The investigation was revealed in a story by Mediapart which outlined a complaint filed in April by the anti-corruption group Sherpa, the Uyghur Institute of Europe, and a Uyghur who was interned in Xinjiang. Sherpa said in a Tweet that the complaint is based on a report on forced labor by the Australian Strategic Policy Institute, a non-governmental organization. “Multinationals must not profit, with impunity, from the forced labour of Uyghurs,” the Tweet read.

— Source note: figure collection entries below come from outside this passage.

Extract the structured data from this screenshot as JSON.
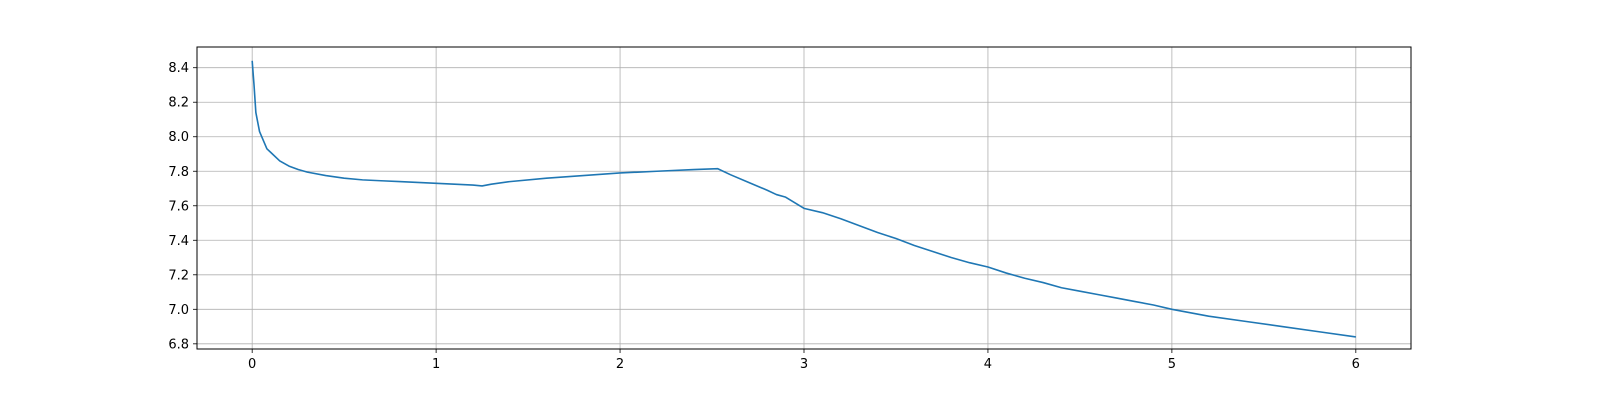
{
  "chart_data": {
    "type": "line",
    "title": "",
    "xlabel": "",
    "ylabel": "",
    "xlim": [
      -0.3,
      6.3
    ],
    "ylim": [
      6.77,
      8.52
    ],
    "grid": true,
    "x_ticks": [
      0,
      1,
      2,
      3,
      4,
      5,
      6
    ],
    "y_ticks": [
      6.8,
      7.0,
      7.2,
      7.4,
      7.6,
      7.8,
      8.0,
      8.2,
      8.4
    ],
    "x_tick_labels": [
      "0",
      "1",
      "2",
      "3",
      "4",
      "5",
      "6"
    ],
    "y_tick_labels": [
      "6.8",
      "7.0",
      "7.2",
      "7.4",
      "7.6",
      "7.8",
      "8.0",
      "8.2",
      "8.4"
    ],
    "colors": {
      "line": "#1f77b4",
      "grid": "#b0b0b0",
      "axes": "#000000"
    },
    "series": [
      {
        "x": [
          0,
          0.01,
          0.02,
          0.04,
          0.06,
          0.08,
          0.1,
          0.15,
          0.2,
          0.25,
          0.3,
          0.4,
          0.5,
          0.6,
          0.7,
          0.8,
          0.9,
          1.0,
          1.1,
          1.2,
          1.25,
          1.3,
          1.4,
          1.6,
          1.8,
          2.0,
          2.2,
          2.4,
          2.53,
          2.6,
          2.7,
          2.8,
          2.85,
          2.9,
          3.0,
          3.1,
          3.2,
          3.3,
          3.4,
          3.5,
          3.6,
          3.7,
          3.8,
          3.9,
          4.0,
          4.1,
          4.2,
          4.3,
          4.4,
          4.5,
          4.6,
          4.7,
          4.8,
          4.9,
          5.0,
          5.2,
          5.4,
          5.6,
          5.8,
          6.0
        ],
        "y": [
          8.44,
          8.3,
          8.14,
          8.03,
          7.98,
          7.93,
          7.91,
          7.86,
          7.83,
          7.81,
          7.795,
          7.775,
          7.76,
          7.75,
          7.745,
          7.74,
          7.735,
          7.73,
          7.725,
          7.72,
          7.715,
          7.725,
          7.74,
          7.76,
          7.775,
          7.79,
          7.8,
          7.81,
          7.815,
          7.78,
          7.735,
          7.69,
          7.665,
          7.65,
          7.585,
          7.56,
          7.525,
          7.485,
          7.445,
          7.41,
          7.37,
          7.335,
          7.3,
          7.27,
          7.245,
          7.21,
          7.18,
          7.155,
          7.125,
          7.105,
          7.085,
          7.065,
          7.045,
          7.025,
          7.0,
          6.96,
          6.93,
          6.9,
          6.87,
          6.84
        ]
      }
    ]
  }
}
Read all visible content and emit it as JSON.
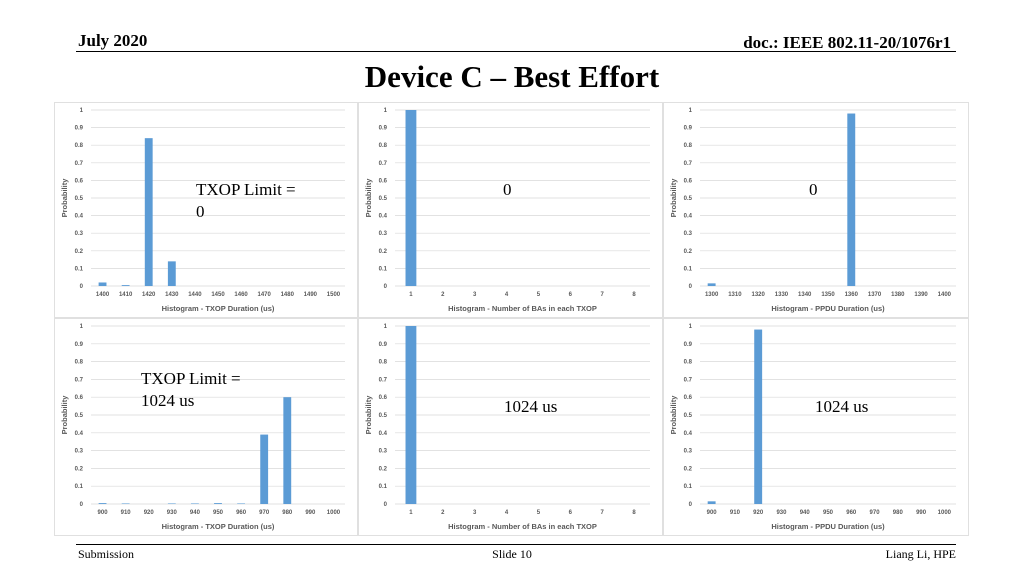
{
  "header": {
    "date": "July 2020",
    "doc": "doc.: IEEE 802.11-20/1076r1"
  },
  "title": "Device C – Best Effort",
  "footer": {
    "left": "Submission",
    "center": "Slide 10",
    "right": "Liang Li, HPE"
  },
  "overlays": {
    "txop0_label": "TXOP Limit =\n0",
    "ba0_label": "0",
    "ppdu0_label": "0",
    "txop1024_label": "TXOP Limit =\n1024 us",
    "ba1024_label": "1024 us",
    "ppdu1024_label": "1024 us"
  },
  "colors": {
    "bar": "#5b9bd5",
    "grid": "#d9d9d9",
    "axis_text": "#595959"
  },
  "chart_data": [
    {
      "type": "bar",
      "categories": [
        "1400",
        "1410",
        "1420",
        "1430",
        "1440",
        "1450",
        "1460",
        "1470",
        "1480",
        "1490",
        "1500"
      ],
      "values": [
        0.02,
        0.005,
        0.84,
        0.14,
        0,
        0,
        0,
        0,
        0,
        0,
        0
      ],
      "xlabel": "Histogram - TXOP Duration (us)",
      "ylabel": "Probability",
      "yticks": [
        "0",
        "0.1",
        "0.2",
        "0.3",
        "0.4",
        "0.5",
        "0.6",
        "0.7",
        "0.8",
        "0.9",
        "1"
      ],
      "ylim": [
        0,
        1
      ]
    },
    {
      "type": "bar",
      "categories": [
        "1",
        "2",
        "3",
        "4",
        "5",
        "6",
        "7",
        "8"
      ],
      "values": [
        1,
        0,
        0,
        0,
        0,
        0,
        0,
        0
      ],
      "xlabel": "Histogram - Number of BAs in each TXOP",
      "ylabel": "Probability",
      "yticks": [
        "0",
        "0.1",
        "0.2",
        "0.3",
        "0.4",
        "0.5",
        "0.6",
        "0.7",
        "0.8",
        "0.9",
        "1"
      ],
      "ylim": [
        0,
        1
      ]
    },
    {
      "type": "bar",
      "categories": [
        "1300",
        "1310",
        "1320",
        "1330",
        "1340",
        "1350",
        "1360",
        "1370",
        "1380",
        "1390",
        "1400"
      ],
      "values": [
        0.015,
        0,
        0,
        0,
        0,
        0,
        0.98,
        0,
        0,
        0,
        0
      ],
      "xlabel": "Histogram - PPDU Duration (us)",
      "ylabel": "Probability",
      "yticks": [
        "0",
        "0.1",
        "0.2",
        "0.3",
        "0.4",
        "0.5",
        "0.6",
        "0.7",
        "0.8",
        "0.9",
        "1"
      ],
      "ylim": [
        0,
        1
      ]
    },
    {
      "type": "bar",
      "categories": [
        "900",
        "910",
        "920",
        "930",
        "940",
        "950",
        "960",
        "970",
        "980",
        "990",
        "1000"
      ],
      "values": [
        0.005,
        0.003,
        0,
        0.003,
        0.003,
        0.005,
        0.003,
        0.39,
        0.6,
        0,
        0
      ],
      "xlabel": "Histogram - TXOP Duration (us)",
      "ylabel": "Probability",
      "yticks": [
        "0",
        "0.1",
        "0.2",
        "0.3",
        "0.4",
        "0.5",
        "0.6",
        "0.7",
        "0.8",
        "0.9",
        "1"
      ],
      "ylim": [
        0,
        1
      ]
    },
    {
      "type": "bar",
      "categories": [
        "1",
        "2",
        "3",
        "4",
        "5",
        "6",
        "7",
        "8"
      ],
      "values": [
        1,
        0,
        0,
        0,
        0,
        0,
        0,
        0
      ],
      "xlabel": "Histogram - Number of BAs in each TXOP",
      "ylabel": "Probability",
      "yticks": [
        "0",
        "0.1",
        "0.2",
        "0.3",
        "0.4",
        "0.5",
        "0.6",
        "0.7",
        "0.8",
        "0.9",
        "1"
      ],
      "ylim": [
        0,
        1
      ]
    },
    {
      "type": "bar",
      "categories": [
        "900",
        "910",
        "920",
        "930",
        "940",
        "950",
        "960",
        "970",
        "980",
        "990",
        "1000"
      ],
      "values": [
        0.015,
        0,
        0.98,
        0,
        0,
        0,
        0,
        0,
        0,
        0,
        0
      ],
      "xlabel": "Histogram - PPDU Duration (us)",
      "ylabel": "Probability",
      "yticks": [
        "0",
        "0.1",
        "0.2",
        "0.3",
        "0.4",
        "0.5",
        "0.6",
        "0.7",
        "0.8",
        "0.9",
        "1"
      ],
      "ylim": [
        0,
        1
      ]
    }
  ]
}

Since then, several Western brands have pulled back from involvement in Xinjiang, but ASPI says the problem is ongoing. “This report estimates that more than 80,000 Uyghurs were transferred out of Xinjiang to work in factories across China between 2017 and 2019, and some of them were sent directly from detention camps,” ASPI says. “The estimated figure is conservative and the actual figure is likely to be far higher. In factories far away from home, they typically live in segregated dormitories, undergo organised Mandarin and ideological training outside working hours, are subject to constant surveillance, and are forbidden from participating in religious observances. Numerous sources, including government documents, show that transferred workers are assigned minders and have limited freedom of movement.”
The Uyghurs are a mainly Muslim, Turkic-speaking minority in China, who make up almost half of the Xinjiang region’s 25 million people. The UN and various human rights groups have estimated more than a million people, made up of both Uyghurs and other ethnic minorities, have been detained in prison camps in Xinjiang.
China refutes those claims, denying any human rights abuses, and saying the country has merely provided increased training and employment in Xinjiang, but several brands in the West have taken action to cut their ties with Xinjiang. As reported earlier in The Licensing Letter (see linked story below), several fashion brands including Burberry, Uniqlo, H&M, Nike and Adidas pledged last year to boycott cotton from Xinjiang, and have since been hit by boycotts of their products in China, and by agreements being cancelled with popular social influencers, actors and musicians.
The investigation in France leaves fashion retailers and producers between a rock and a hard place, as Inditex stated publicly it rejects the accusations, but will cooperate with the investigation and work to clear its name. “We have zero tolerance for all forms of forced labour and have established policies and procedures to ensure this practice does not take place in our supply chain,” the statement said. SMCP made a similar statement, adding it “works with suppliers located all over the world and … does not have direct suppliers in the region mentioned in the press,” while Fast Retailing of Japan said it would work to reaffirm to the investigators that “there is no forced labour in our supply chains.”
Skechers did not comment, saying the company does not comment in cases of pending litigation.